An artist’s rendition depicts life in the Casa Grande community around A.D. 1300. The data collected at Feature 7 in Tempe suggests a similar range of activities likely took place during the years of use at the multi-story va’aki.
Photo Credit: Robert B. Ciacci / Desert Archaeology, Inc.

In conjunction with the Arizona Department of Transportation and the Federal Highway Administration, the City of Tempe is constructing a Multi-Use Path (MUP) and Streetscape Improvement project along Eighth Street between Rural Road and McClintock Drive. “Because the project area crosses through a site known to be highly culturally sensitive, the decision was made to engage in pre-construction data recovery to ensure … resources were not negatively impacted,” said Tempe’s Historic Preservation Officer Zachary Lechner.
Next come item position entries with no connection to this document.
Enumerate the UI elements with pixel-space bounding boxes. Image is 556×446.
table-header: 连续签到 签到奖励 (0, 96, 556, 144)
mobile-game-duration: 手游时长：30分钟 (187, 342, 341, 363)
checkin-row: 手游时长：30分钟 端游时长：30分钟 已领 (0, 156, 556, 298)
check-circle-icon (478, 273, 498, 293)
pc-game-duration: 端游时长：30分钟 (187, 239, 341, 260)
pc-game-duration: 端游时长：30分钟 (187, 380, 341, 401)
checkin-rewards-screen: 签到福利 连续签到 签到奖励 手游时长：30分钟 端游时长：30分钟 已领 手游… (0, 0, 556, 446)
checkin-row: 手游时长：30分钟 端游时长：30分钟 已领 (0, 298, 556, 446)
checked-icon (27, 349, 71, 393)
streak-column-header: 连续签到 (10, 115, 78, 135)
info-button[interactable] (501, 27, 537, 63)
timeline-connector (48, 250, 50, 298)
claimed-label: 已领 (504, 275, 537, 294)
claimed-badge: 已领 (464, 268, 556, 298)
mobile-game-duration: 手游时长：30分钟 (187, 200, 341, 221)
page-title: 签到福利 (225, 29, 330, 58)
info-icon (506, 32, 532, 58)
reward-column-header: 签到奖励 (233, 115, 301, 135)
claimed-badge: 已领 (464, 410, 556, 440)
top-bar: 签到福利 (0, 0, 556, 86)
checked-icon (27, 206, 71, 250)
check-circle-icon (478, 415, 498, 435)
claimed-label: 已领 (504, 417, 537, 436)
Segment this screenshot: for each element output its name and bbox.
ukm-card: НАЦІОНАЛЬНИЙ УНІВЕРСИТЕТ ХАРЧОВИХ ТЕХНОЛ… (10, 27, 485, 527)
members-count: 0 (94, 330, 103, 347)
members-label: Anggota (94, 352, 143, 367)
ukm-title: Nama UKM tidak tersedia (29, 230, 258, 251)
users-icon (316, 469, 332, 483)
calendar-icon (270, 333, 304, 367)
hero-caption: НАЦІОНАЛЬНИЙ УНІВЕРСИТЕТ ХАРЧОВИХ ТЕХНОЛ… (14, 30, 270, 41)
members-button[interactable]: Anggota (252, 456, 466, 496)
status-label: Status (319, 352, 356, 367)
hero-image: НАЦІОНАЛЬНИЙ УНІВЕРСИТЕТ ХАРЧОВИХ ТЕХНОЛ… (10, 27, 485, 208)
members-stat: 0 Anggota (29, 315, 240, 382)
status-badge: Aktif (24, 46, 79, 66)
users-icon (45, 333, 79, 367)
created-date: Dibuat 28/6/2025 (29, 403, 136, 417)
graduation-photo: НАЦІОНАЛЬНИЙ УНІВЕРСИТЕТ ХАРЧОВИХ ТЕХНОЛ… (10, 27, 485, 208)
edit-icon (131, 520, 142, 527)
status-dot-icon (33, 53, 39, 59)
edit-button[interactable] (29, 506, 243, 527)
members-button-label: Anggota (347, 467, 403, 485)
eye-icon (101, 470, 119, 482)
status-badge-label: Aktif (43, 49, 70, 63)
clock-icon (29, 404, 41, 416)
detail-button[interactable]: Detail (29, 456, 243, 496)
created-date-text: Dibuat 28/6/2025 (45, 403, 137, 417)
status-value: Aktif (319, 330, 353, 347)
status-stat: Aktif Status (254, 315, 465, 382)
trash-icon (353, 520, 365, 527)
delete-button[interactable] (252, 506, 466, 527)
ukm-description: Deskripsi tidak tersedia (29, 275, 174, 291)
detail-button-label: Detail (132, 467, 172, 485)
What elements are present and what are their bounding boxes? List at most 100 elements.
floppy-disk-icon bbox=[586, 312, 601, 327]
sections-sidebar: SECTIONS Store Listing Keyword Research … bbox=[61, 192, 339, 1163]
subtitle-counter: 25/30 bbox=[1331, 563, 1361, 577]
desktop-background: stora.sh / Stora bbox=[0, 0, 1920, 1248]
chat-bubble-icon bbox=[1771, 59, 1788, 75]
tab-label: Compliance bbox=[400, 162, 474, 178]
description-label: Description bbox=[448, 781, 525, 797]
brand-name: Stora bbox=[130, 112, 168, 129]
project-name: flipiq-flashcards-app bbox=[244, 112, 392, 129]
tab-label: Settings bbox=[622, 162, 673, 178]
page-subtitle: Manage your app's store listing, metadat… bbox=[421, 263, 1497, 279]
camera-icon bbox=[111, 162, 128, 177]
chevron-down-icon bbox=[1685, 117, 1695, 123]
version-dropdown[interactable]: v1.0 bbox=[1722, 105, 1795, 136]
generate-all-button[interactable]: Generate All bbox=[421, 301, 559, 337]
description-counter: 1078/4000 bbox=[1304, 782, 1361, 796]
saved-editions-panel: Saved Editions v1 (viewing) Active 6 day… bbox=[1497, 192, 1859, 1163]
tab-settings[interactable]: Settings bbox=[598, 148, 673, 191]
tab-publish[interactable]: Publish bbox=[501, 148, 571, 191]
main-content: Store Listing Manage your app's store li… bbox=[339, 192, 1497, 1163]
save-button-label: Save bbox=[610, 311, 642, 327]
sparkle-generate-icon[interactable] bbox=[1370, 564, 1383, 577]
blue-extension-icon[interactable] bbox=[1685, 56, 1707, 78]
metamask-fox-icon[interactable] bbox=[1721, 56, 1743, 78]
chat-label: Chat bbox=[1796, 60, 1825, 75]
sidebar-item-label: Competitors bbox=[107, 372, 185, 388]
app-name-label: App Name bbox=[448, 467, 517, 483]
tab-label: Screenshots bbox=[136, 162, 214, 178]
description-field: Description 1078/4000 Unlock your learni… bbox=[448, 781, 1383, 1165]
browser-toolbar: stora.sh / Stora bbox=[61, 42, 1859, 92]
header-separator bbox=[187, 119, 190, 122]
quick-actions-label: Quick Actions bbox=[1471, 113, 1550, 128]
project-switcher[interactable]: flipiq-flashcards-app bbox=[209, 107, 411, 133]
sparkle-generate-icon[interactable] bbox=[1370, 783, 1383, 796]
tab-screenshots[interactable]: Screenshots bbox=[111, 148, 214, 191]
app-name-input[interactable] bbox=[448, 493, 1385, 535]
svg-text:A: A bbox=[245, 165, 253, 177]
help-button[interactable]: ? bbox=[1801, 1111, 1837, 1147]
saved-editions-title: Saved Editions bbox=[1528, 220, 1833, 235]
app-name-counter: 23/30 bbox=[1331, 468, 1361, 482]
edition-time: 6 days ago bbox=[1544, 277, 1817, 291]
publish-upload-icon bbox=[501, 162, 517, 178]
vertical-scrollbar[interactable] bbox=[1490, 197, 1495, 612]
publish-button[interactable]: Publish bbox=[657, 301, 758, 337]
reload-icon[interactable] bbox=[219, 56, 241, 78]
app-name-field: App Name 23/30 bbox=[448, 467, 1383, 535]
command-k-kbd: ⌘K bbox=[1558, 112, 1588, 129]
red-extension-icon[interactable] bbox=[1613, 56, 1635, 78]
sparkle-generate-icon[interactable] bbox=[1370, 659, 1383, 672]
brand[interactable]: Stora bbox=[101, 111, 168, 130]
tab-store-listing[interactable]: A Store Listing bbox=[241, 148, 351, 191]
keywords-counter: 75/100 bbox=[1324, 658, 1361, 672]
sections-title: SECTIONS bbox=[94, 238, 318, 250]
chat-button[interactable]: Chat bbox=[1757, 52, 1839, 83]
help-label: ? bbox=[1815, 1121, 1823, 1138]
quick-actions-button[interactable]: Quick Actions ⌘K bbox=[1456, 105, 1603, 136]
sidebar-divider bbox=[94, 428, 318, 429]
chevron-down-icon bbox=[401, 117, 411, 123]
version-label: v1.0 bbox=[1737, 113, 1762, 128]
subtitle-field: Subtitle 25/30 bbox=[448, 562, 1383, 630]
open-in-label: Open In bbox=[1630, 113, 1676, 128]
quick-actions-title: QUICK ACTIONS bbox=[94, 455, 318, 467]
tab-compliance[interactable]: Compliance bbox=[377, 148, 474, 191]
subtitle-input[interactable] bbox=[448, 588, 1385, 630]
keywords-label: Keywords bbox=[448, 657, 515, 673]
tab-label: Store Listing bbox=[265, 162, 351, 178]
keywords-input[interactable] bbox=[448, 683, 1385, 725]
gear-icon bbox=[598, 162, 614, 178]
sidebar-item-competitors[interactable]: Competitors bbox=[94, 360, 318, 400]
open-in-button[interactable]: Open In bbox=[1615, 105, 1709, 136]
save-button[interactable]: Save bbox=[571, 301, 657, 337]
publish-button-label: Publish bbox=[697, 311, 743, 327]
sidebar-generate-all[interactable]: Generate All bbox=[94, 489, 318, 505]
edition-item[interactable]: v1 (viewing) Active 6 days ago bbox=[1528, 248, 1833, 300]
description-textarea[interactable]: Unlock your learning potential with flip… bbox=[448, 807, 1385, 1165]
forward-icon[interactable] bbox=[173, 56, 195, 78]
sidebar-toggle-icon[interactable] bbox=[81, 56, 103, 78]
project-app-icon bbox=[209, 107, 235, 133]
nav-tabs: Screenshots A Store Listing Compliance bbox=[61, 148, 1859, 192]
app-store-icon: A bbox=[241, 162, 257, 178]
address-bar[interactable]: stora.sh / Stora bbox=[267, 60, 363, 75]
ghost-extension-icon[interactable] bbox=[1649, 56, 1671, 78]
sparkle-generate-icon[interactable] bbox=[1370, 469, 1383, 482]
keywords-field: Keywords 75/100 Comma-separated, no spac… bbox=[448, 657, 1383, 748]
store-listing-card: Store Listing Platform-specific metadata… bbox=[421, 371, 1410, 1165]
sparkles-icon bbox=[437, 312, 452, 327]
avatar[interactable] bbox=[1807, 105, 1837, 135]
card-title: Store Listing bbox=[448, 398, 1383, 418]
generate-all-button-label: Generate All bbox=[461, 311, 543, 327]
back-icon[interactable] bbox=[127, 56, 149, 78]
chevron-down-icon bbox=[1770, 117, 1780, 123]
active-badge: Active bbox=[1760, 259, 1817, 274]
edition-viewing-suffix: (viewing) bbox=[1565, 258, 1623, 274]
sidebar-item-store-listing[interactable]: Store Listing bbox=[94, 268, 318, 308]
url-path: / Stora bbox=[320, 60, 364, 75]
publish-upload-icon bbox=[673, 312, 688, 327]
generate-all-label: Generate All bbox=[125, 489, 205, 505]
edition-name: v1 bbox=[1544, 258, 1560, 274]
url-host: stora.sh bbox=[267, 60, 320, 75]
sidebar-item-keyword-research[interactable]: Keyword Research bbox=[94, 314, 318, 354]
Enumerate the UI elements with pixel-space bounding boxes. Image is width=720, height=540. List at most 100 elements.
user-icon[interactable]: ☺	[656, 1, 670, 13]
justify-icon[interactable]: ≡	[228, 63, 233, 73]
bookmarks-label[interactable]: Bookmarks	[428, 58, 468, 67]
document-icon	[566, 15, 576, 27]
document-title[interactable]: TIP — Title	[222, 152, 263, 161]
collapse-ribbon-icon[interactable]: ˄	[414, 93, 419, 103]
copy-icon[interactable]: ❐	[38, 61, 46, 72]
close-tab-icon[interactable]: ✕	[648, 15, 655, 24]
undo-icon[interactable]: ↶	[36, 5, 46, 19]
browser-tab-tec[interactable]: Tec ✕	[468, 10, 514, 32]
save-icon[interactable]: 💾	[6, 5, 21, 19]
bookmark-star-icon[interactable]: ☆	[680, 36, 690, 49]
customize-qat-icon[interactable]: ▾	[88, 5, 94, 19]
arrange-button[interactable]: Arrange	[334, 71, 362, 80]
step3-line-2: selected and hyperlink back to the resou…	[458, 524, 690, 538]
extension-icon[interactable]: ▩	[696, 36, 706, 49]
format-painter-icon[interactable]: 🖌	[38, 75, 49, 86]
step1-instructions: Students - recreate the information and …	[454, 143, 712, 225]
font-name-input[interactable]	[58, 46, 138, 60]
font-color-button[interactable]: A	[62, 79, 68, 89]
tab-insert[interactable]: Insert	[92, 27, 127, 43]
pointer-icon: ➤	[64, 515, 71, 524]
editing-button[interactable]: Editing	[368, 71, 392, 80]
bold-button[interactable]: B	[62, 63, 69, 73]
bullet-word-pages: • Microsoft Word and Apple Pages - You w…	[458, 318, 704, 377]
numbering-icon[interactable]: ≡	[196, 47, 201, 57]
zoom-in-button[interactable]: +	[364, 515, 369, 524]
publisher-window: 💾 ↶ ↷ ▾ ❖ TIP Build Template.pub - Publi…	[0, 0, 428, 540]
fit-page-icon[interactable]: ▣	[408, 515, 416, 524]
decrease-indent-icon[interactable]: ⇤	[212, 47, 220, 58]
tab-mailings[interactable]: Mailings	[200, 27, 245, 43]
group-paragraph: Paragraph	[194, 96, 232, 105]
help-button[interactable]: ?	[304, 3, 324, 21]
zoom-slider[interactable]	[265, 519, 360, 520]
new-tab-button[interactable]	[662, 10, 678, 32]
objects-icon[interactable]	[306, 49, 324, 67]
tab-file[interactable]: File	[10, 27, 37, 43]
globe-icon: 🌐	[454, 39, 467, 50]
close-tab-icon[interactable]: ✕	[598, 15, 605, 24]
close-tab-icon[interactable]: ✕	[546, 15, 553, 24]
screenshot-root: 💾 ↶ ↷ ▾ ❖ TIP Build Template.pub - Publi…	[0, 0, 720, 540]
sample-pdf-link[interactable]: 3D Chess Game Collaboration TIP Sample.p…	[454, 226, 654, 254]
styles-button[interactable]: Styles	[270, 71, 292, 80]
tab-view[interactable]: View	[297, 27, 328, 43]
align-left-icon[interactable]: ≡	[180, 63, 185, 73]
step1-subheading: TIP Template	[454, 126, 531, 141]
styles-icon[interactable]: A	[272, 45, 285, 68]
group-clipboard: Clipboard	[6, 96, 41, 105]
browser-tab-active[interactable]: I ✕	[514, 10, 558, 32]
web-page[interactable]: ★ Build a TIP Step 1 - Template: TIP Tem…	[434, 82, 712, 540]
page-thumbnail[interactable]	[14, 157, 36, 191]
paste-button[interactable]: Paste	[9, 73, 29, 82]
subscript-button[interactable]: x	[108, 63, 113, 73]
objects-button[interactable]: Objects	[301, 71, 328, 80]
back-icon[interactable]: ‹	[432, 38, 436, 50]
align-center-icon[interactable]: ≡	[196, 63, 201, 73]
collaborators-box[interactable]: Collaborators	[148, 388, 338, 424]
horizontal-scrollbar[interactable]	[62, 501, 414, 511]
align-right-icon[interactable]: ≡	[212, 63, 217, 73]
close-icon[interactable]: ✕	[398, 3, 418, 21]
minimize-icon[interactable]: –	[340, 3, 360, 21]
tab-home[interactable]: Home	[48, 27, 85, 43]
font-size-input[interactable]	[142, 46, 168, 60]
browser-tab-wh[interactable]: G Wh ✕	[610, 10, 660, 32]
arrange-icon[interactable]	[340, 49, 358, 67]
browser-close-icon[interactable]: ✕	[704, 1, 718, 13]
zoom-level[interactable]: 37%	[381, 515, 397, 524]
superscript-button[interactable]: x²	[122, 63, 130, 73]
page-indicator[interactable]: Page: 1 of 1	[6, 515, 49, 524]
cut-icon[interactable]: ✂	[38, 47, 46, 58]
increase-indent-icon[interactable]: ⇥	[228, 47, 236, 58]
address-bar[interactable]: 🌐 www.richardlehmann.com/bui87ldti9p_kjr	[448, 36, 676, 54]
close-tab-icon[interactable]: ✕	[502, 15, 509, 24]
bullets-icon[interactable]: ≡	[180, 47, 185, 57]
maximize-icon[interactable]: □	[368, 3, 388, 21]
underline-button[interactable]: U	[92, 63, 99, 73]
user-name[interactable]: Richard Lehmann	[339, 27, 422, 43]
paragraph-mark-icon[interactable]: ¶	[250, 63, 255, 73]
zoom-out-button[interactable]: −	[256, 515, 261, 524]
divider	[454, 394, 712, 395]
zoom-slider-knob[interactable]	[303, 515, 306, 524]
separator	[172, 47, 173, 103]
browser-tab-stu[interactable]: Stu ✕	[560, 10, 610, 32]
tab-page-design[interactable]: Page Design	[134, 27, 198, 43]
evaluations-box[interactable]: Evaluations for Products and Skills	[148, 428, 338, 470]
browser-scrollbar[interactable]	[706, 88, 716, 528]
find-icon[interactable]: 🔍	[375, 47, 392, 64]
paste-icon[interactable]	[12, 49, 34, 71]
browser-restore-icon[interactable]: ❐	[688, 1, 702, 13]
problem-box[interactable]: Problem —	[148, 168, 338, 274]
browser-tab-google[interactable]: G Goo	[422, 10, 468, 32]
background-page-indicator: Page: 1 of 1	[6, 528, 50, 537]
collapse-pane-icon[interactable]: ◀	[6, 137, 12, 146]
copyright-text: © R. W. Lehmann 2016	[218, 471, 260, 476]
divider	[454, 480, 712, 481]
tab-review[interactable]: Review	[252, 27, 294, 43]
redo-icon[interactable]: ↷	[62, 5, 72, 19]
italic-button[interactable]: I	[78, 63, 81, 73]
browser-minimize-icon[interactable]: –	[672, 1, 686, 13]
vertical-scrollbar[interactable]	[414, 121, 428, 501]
Archaeologists have known about the village site, named La Plaza, since the Hemenway Southwestern Archaeological Expedition (1886-1894) and in 2001, rediscovered intact cultural deposits related to La Plaza along Eighth Street. But they did not fully appreciate its cultural significance until recently. A series of studies conducted by the cultural resource management firm Logan Simpson, Inc. between 2017 and 2019 revealed the true extent of the village and the va’aki it contained, which dates to the A.D. 1300s. Excavations took place in 2018 and 2020 within the right-of-way of the former Maricopa & Phoenix & Salt River Valley Railroad. The Logan Simpson research team dug 167 excavation units, including mechanical trenches, to reveal features associated with the railroad, Eighth Street (formerly U.S. Route 80), portions of the historic Tempe-Hayden Canal System, and La Plaza. Lechner said the City was “surprised by both the extent of those findings and the well-preserved state of many features, particularly the Ancestral O’Odham ceremonial house (va’aki) known as Feature 7.” Principal Investigator Travis Cureton of Logan Simpson shared the sentiment, describing the project team as “utterly astonished” to discover the structure because it had been missed by more than 100 years of intermittent archaeological work within the site. 

The va’aki at La Plaza is one of eight structures of its kind in the Phoenix Basin. The best-preserved example of a multi-story va’aki is located at Casa Grande Ruins National Monument—50 miles southeast of Tempe and and known to the O’Odham as Sivañ Va’aki.